En mayo del mismo año, aprovechando esa mayoría en la Asamblea (67 de 84 diputados), logra destituir y reemplazar a cinco magistrados de la Sala Constitucional de la Corte Suprema de Justicia, tomando así, también, el control del poder judicial.
Esto hizo que la nueva Sala Constitucional, afín al presidente Bukele, le permitiera volver a postularse, a pesar de que la norma pétrea de la Constitución se lo impedía. Ante este escenario, la comunidad internacional nuevamente guardó un silencio cómplice, dejando solos a los salvadoreños, permitiendo que el presidente Bukele avanzara en su plan personal, el poder absoluto.
Para afianzar el plan, en marzo de 2022, vía Twitter, solicita a la Asamblea Legislativa aprobación de un régimen de excepción, el cual se ha mantenido hasta hoy (van 41 prórrogas consecutivas). En junio de 2023 se ejecuta un rediseño electoral, con menos municipios, menos diputados y nuevas reglas electorales que benefician a su partido Nuevas Ideas.
Con este nuevo diseño a la medida, más el control político de todas las ramas del poder y las instituciones, es reelecto en febrero de 2024. De los más de 6,2 millones de salvadoreños habilitados para votar, el presidente Bukele obtiene algo más de 2,7 millones, es decir el 43 % del universo electoral, lo cual deja claro que 6 de cada 10 salvadoreños no le votaron.
En abril de ese mismo año cambia la Constitución para eliminar la exigencia de que los cambios constitucionales debían ser aprobados en dos legislaturas consecutivas. Era claro hacia dónde transitaba y, nuevamente, la comunidad internacional guarda silencio.
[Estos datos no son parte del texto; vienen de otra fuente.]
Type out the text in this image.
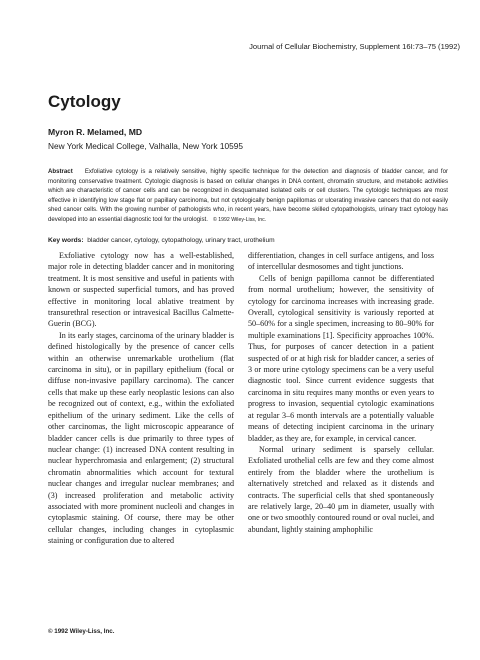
Journal of Cellular Biochemistry, Supplement 16I:73–75 (1992)
Cytology
Myron R. Melamed, MD
New York Medical College, Valhalla, New York 10595
Abstract Exfoliative cytology is a relatively sensitive, highly specific technique for the detection and diagnosis of bladder cancer, and for monitoring conservative treatment. Cytologic diagnosis is based on cellular changes in DNA content, chromatin structure, and metabolic activities which are characteristic of cancer cells and can be recognized in desquamated isolated cells or cell clusters. The cytologic techniques are most effective in identifying low stage flat or papillary carcinoma, but not cytologically benign papillomas or ulcerating invasive cancers that do not easily shed cancer cells. With the growing number of pathologists who, in recent years, have become skilled cytopathologists, urinary tract cytology has developed into an essential diagnostic tool for the urologist. © 1992 Wiley-Liss, Inc.
Key words: bladder cancer, cytology, cytopathology, urinary tract, urothelium

Exfoliative cytology now has a well-established, major role in detecting bladder cancer and in monitoring treatment. It is most sensitive and useful in patients with known or suspected superficial tumors, and has proved effective in monitoring local ablative treatment by transurethral resection or intravesical Bacillus Calmette-Guerin (BCG).

In its early stages, carcinoma of the urinary bladder is defined histologically by the presence of cancer cells within an otherwise unremarkable urothelium (flat carcinoma in situ), or in papillary epithelium (focal or diffuse non-invasive papillary carcinoma). The cancer cells that make up these early neoplastic lesions can also be recognized out of context, e.g., within the exfoliated epithelium of the urinary sediment. Like the cells of other carcinomas, the light microscopic appearance of bladder cancer cells is due primarily to three types of nuclear change: (1) increased DNA content resulting in nuclear hyperchromasia and enlargement; (2) structural chromatin abnormalities which account for textural nuclear changes and irregular nuclear membranes; and (3) increased proliferation and metabolic activity associated with more prominent nucleoli and changes in cytoplasmic staining. Of course, there may be other cellular changes, including changes in cytoplasmic staining or configuration due to altered

differentiation, changes in cell surface antigens, and loss of intercellular desmosomes and tight junctions.

Cells of benign papilloma cannot be differentiated from normal urothelium; however, the sensitivity of cytology for carcinoma increases with increasing grade. Overall, cytological sensitivity is variously reported at 50–60% for a single specimen, increasing to 80–90% for multiple examinations [1]. Specificity approaches 100%. Thus, for purposes of cancer detection in a patient suspected of or at high risk for bladder cancer, a series of 3 or more urine cytology specimens can be a very useful diagnostic tool. Since current evidence suggests that carcinoma in situ requires many months or even years to progress to invasion, sequential cytologic examinations at regular 3–6 month intervals are a potentially valuable means of detecting incipient carcinoma in the urinary bladder, as they are, for example, in cervical cancer.

Normal urinary sediment is sparsely cellular. Exfoliated urothelial cells are few and they come almost entirely from the bladder where the urothelium is alternatively stretched and relaxed as it distends and contracts. The superficial cells that shed spontaneously are relatively large, 20–40 μm in diameter, usually with one or two smoothly contoured round or oval nuclei, and abundant, lightly staining amphophilic

© 1992 Wiley-Liss, Inc.
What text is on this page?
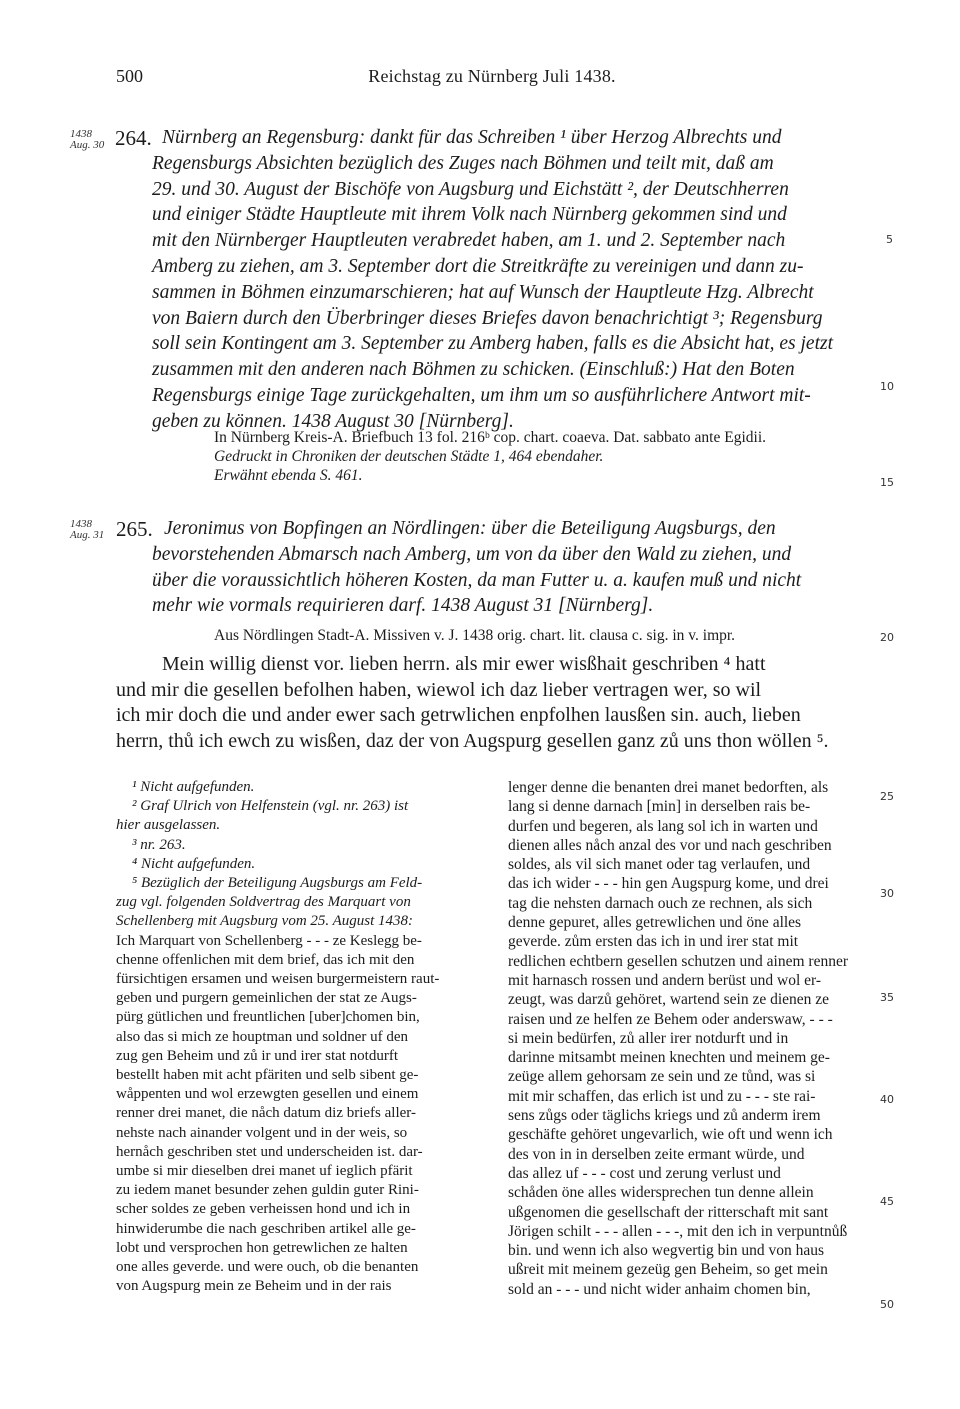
500	Reichstag zu Nürnberg Juli 1438.
1438
Aug. 30 264. Nürnberg an Regensburg: dankt für das Schreiben ¹ über Herzog Albrechts und
Regensburgs Absichten bezüglich des Zuges nach Böhmen und teilt mit, daß am
29. und 30. August der Bischöfe von Augsburg und Eichstätt ², der Deutschherren
und einiger Städte Hauptleute mit ihrem Volk nach Nürnberg gekommen sind und
mit den Nürnberger Hauptleuten verabredet haben, am 1. und 2. September nach
Amberg zu ziehen, am 3. September dort die Streitkräfte zu vereinigen und dann zu-
sammen in Böhmen einzumarschieren; hat auf Wunsch der Hauptleute Hzg. Albrecht
von Baiern durch den Überbringer dieses Briefes davon benachrichtigt ³; Regensburg
soll sein Kontingent am 3. September zu Amberg haben, falls es die Absicht hat, es jetzt
zusammen mit den anderen nach Böhmen zu schicken. (Einschluß:) Hat den Boten
Regensburgs einige Tage zurückgehalten, um ihm um so ausführlichere Antwort mit-
geben zu können. 1438 August 30 [Nürnberg].
In Nürnberg Kreis-A. Briefbuch 13 fol. 216ᵇ cop. chart. coaeva. Dat. sabbato ante Egidii.
Gedruckt in Chroniken der deutschen Städte 1, 464 ebendaher.
Erwähnt ebenda S. 461.
1438
Aug. 31 265. Jeronimus von Bopfingen an Nördlingen: über die Beteiligung Augsburgs, den
bevorstehenden Abmarsch nach Amberg, um von da über den Wald zu ziehen, und
über die voraussichtlich höheren Kosten, da man Futter u. a. kaufen muß und nicht
mehr wie vormals requirieren darf. 1438 August 31 [Nürnberg].
Aus Nördlingen Stadt-A. Missiven v. J. 1438 orig. chart. lit. clausa c. sig. in v. impr.
Mein willig dienst vor. lieben herrn. als mir ewer wisßhait geschriben ⁴ hatt
und mir die gesellen befolhen haben, wiewol ich daz lieber vertragen wer, so wil
ich mir doch die und ander ewer sach getrwlichen enpfolhen lausßen sin. auch, lieben
herrn, thů ich ewch zu wisßen, daz der von Augspurg gesellen ganz zů uns thon wöllen ⁵.
5
10
15
20
25
30
35
40
45
50
¹ Nicht aufgefunden.
² Graf Ulrich von Helfenstein (vgl. nr. 263) ist
hier ausgelassen.
³ nr. 263.
⁴ Nicht aufgefunden.
⁵ Bezüglich der Beteiligung Augsburgs am Feld-
zug vgl. folgenden Soldvertrag des Marquart von
Schellenberg mit Augsburg vom 25. August 1438:
Ich Marquart von Schellenberg - - - ze Keslegg be-
chenne offenlichen mit dem brief, das ich mit den
fürsichtigen ersamen und weisen burgermeistern raut-
geben und purgern gemeinlichen der stat ze Augs-
pürg gütlichen und freuntlichen [uber]chomen bin,
also das si mich ze houptman und soldner uf den
zug gen Beheim und zů ir und irer stat notdurft
bestellt haben mit acht pfäriten und selb sibent ge-
wåppenten und wol erzewgten gesellen und einem
renner drei manet, die nåch datum diz briefs aller-
nehste nach ainander volgent und in der weis, so
hernåch geschriben stet und underscheiden ist. dar-
umbe si mir dieselben drei manet uf ieglich pfärit
zu iedem manet besunder zehen guldin guter Rini-
scher soldes ze geben verheissen hond und ich in
hinwiderumbe die nach geschriben artikel alle ge-
lobt und versprochen hon getrewlichen ze halten
one alles geverde. und were ouch, ob die benanten
von Augspurg mein ze Beheim und in der rais
lenger denne die benanten drei manet bedorften, als
lang si denne darnach [min] in derselben rais be-
durfen und begeren, als lang sol ich in warten und
dienen alles nåch anzal des vor und nach geschriben
soldes, als vil sich manet oder tag verlaufen, und
das ich wider - - - hin gen Augspurg kome, und drei
tag die nehsten darnach ouch ze rechnen, als sich
denne gepuret, alles getrewlichen und öne alles
geverde. zům ersten das ich in und irer stat mit
redlichen echtbern gesellen schutzen und ainem renner
mit harnasch rossen und andern berüst und wol er-
zeugt, was darzů gehöret, wartend sein ze dienen ze
raisen und ze helfen ze Behem oder anderswaw, - - -
si mein bedürfen, zů aller irer notdurft und in
darinne mitsambt meinen knechten und meinem ge-
zeüge allem gehorsam ze sein und ze tůnd, was si
mit mir schaffen, das erlich ist und zu - - - ste rai-
sens zůgs oder täglichs kriegs und zů anderm irem
geschäfte gehöret ungevarlich, wie oft und wenn ich
des von in in derselben zeite ermant würde, und
das allez uf - - - cost und zerung verlust und
schåden öne alles widersprechen tun denne allein
ußgenomen die gesellschaft der ritterschaft mit sant
Jörigen schilt - - - allen - - -, mit den ich in verpuntnůß
bin. und wenn ich also wegvertig bin und von haus
ußreit mit meinem gezeüg gen Beheim, so get mein
sold an - - - und nicht wider anhaim chomen bin,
En mayo de este año se aprueba la ley de agentes extranjeros, que restringe a medios y organizaciones no gubernamentales, y en paralelo se intensifica la persecución y detención a los críticos del presidente, se cierran varias organizaciones no gubernamentales y salen al exilio varios periodistas.
Todo ese recorrido culmina el 31 del pasado mes, cuando la Asamblea Legislativa aprueba de manera exprés los cambios constitucionales que permiten la reelección indefinida; alargan el periodo presidencial a 6 años; elimina la segunda vuelta y el financiamiento estatal a los partidos políticos, y se retiran del Parlamento Centroamericano.
En junio pasado, en discurso el presidente salvadoreño anunciaba hacia dónde se dirigía, al decir que le tiene sin cuidado que lo llamaran dictador y, además, sostuvo que conceptos como “democracia, institucionalidad, transparencia, derechos humanos, Estado de derecho, suenan bien [...] pero son términos que solo se usan para tenernos sometidos”.
Nayib Bukele llegó al poder prometiendo eliminar la corrupción con dos ofertas centrales: que el dinero alcanza cuando nadie roba, y que quienes robaron tendrían que devolverlo. Pero su gobierno no solo mantuvo la partida secreta, esa caja negra, sino que creó cuatro más.
Para protegerse, se implementó un celoso secreto a casi toda la información pública y la concentración del poder para evitar ser fiscalizado.
Ahora con la careta abajo se evidencian las verdaderas intenciones. Y tanto los ciudadanos salvadoreños como los organismos internacionales, pareciera que continúan mirando para otro lado.
Quizás sea bueno aplicar el viejo adagio popular de: “Cuando veas las bardas de tu vecino arder, pon las tuyas en remojo”, así se evita que la infección del autoritarismo contagie al continente.